SouthTalks, a weekly program hosted by the University of Mississippi’s Center for the Study of Southern Culture, is hosting Allison Grant, an artist, writer, and assistant professor of photography at the University of Alabama, this Wednesday, Feb. 22 at 5 p.m. The event is a gallery walk, and will showcase her photography exhibit, “Within the Bittersweet.”
Grant described the project as a creative endeavor that considers her experiences of raising her daughters in the early stages of climate change, and in a place where toxic contamination from chemical and fossil fuel industries is prevalent.
“When I had my first daughter, I was surprised by how much dread about climate change suddenly entered my life,” Grant said. “Ultimately, the project came to piece together landscape and domestic photographs as I consider the beauty and heartbreak of raising children in this time of unprecedented change.”
The photographs in the exhibition were taken in and around Grant’s home in Tuscaloosa, Ala., and provide a personal connection to climate and the environment. Her main goal in creating the exhibition was to make space for contemplation and consideration of the environmental issues of our time at the intersection of personal, political and spiritual.
At the time Grant first moved to Tuscaloosa, she was pregnant with her second child. One day, she was driving to pick up her daughter from school when she saw a chemical facility on fire behind the playground of the school. The air was thick with black smoke, and she quickly began to photograph it. Later, she learned that the facility handles a toxic carcinogen.
“The experience brought my environmental concerns into the present again, and I learned that there was a lot more contamination from fossil fuel extraction, the very same industries contributing to climate change,” Grant said. “I expanded the project and started photographing these sites.”
Grant’s photographs for the exhibit span six years of work. She described the style of her work as dark pastoral. She believes there is a complex type of beauty ridden with uncertainty alongside images where she negotiates her own identity and her daughter’s identities as they grow from babies to young women.
Some of the photographs are family portraits of her daughters in nature. Others are depictions of human effects on nature. One photograph shows piles of logs being hosed down in order to avoid burning. Another shows a train yard, with smoke rising in the distance.
According to a 2021 study conducted by the Yale Program on Climate Change Communication, in Tuscaloosa County, Ala., 66% of people believe global warming is happening. That is 6% less than the national average. In Lafayette County, 70% of people believe global warming is happening.
The United States Environmental Impact Agency found that average annual temperatures in the region have increased by about 2°F, with the greatest warming occurring during the summer. Temperatures are projected to increase by 4°F to 8°F by the end of the century. There are also more predicted days over 95°F and fewer predicted freezing events.

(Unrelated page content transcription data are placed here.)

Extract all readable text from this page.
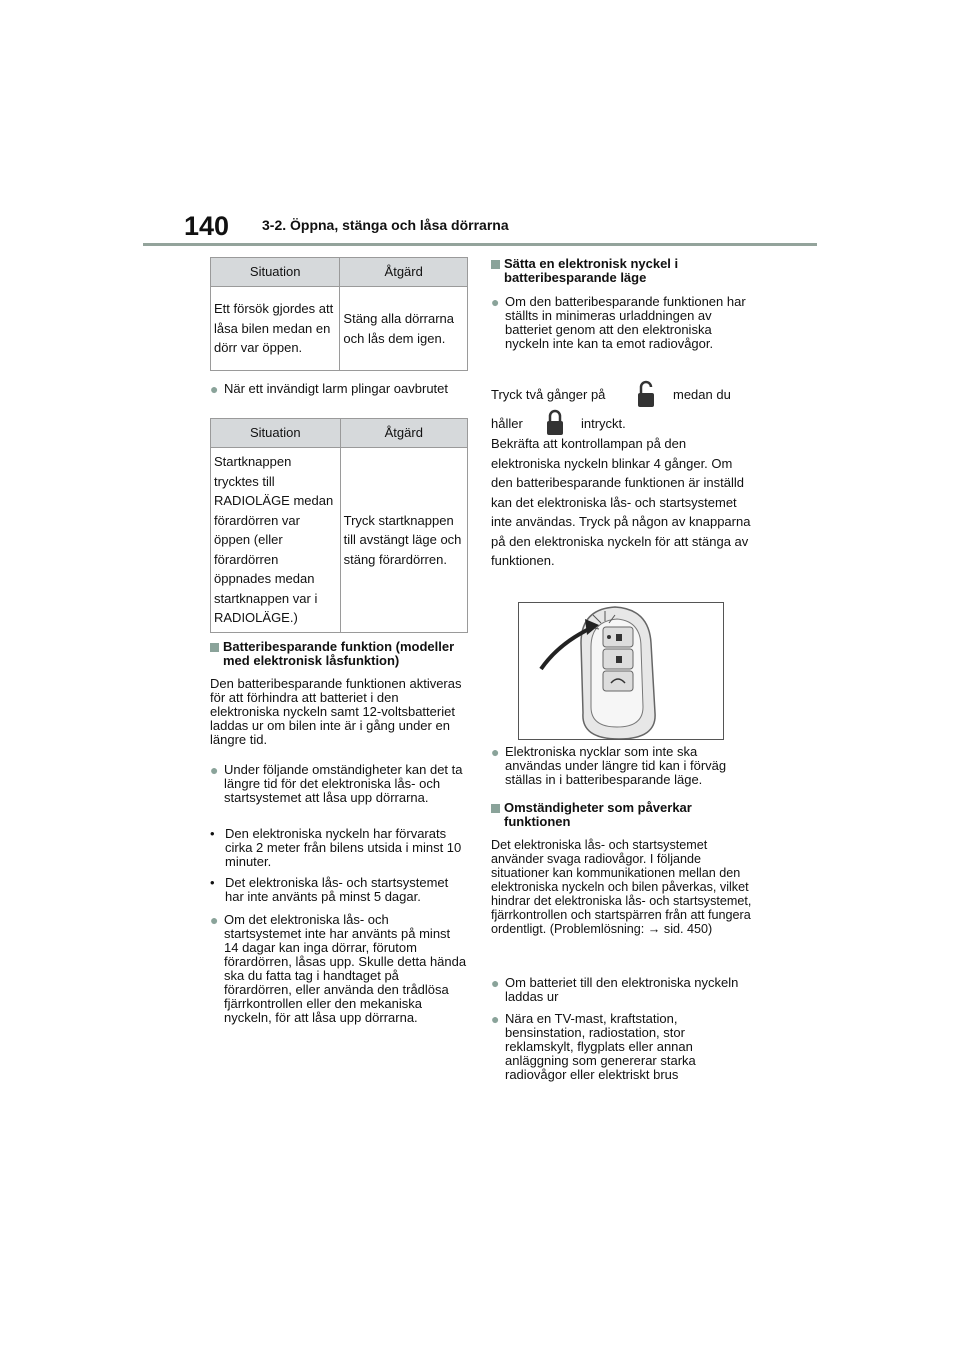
140 3-2. Öppna, stänga och låsa dörrarna
Situation	Åtgärd
Ett försök gjordes att låsa bilen medan en dörr var öppen.	Stäng alla dörrarna och lås dem igen.
● När ett invändigt larm plingar oavbrutet
Situation	Åtgärd
Startknappen trycktes till RADIOLÄGE medan förardörren var öppen (eller förardörren öppnades medan startknappen var i RADIOLÄGE.)	Tryck startknappen till avstängt läge och stäng förardörren.
Batteribesparande funktion (modeller med elektronisk låsfunktion)
Den batteribesparande funktionen aktiveras för att förhindra att batteriet i den elektroniska nyckeln samt 12-voltsbatteriet laddas ur om bilen inte är i gång under en längre tid.
● Under följande omständigheter kan det ta längre tid för det elektroniska lås- och startsystemet att låsa upp dörrarna.
• Den elektroniska nyckeln har förvarats cirka 2 meter från bilens utsida i minst 10 minuter.
• Det elektroniska lås- och startsystemet har inte använts på minst 5 dagar.
● Om det elektroniska lås- och startsystemet inte har använts på minst 14 dagar kan inga dörrar, förutom förardörren, låsas upp. Skulle detta hända ska du fatta tag i handtaget på förardörren, eller använda den trådlösa fjärrkontrollen eller den mekaniska nyckeln, för att låsa upp dörrarna.
Sätta en elektronisk nyckel i batteribesparande läge
● Om den batteribesparande funktionen har ställts in minimeras urladdningen av batteriet genom att den elektroniska nyckeln inte kan ta emot radiovågor.
Tryck två gånger på	medan du
håller	intryckt.
Bekräfta att kontrollampan på den elektroniska nyckeln blinkar 4 gånger. Om den batteribesparande funktionen är inställd kan det elektroniska lås- och startsystemet inte användas. Tryck på någon av knapparna på den elektroniska nyckeln för att stänga av funktionen.
● Elektroniska nycklar som inte ska användas under längre tid kan i förväg ställas in i batteribesparande läge.
Omständigheter som påverkar funktionen
Det elektroniska lås- och startsystemet använder svaga radiovågor. I följande situationer kan kommunikationen mellan den elektroniska nyckeln och bilen påverkas, vilket hindrar det elektroniska lås- och startsystemet, fjärrkontrollen och startspärren från att fungera ordentligt. (Problemlösning: → sid. 450)
● Om batteriet till den elektroniska nyckeln laddas ur
● Nära en TV-mast, kraftstation, bensinstation, radiostation, stor reklamskylt, flygplats eller annan anläggning som genererar starka radiovågor eller elektriskt brus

“Grant’s work is timely given the effect climate change is having on seasonal weather patterns here in the United States but also internationally,” said Afton Thomas, associate director of programs for Southern Studies. “This exhibit provides a personal connection to climate and the environment.”
Thomas stated that The Center for the Study of Southern Culture has a committee of Center faculty, instructors, and staff in the Department of Art and Art History.
Together, the committee decides on the exhibits displayed in the gallery. Most exhibits have been of documentary photography since a lot of the student, faculty and staff work that comes out of the Center falls under documentary expression.
The gallery walk offers an opportunity for guests to walk around the exhibit, hear from the artist for fifteen minutes about the work and their process followed by an informal Q&A with the artist. The exhibit is scheduled to come down on Feb. 23.
“The gallery has an unusual setup because there are partitions for hanging artworks instead of gallery walls,” Grant said. “The exhibition feels a bit like a series of rooms that unfold like pages in a book.”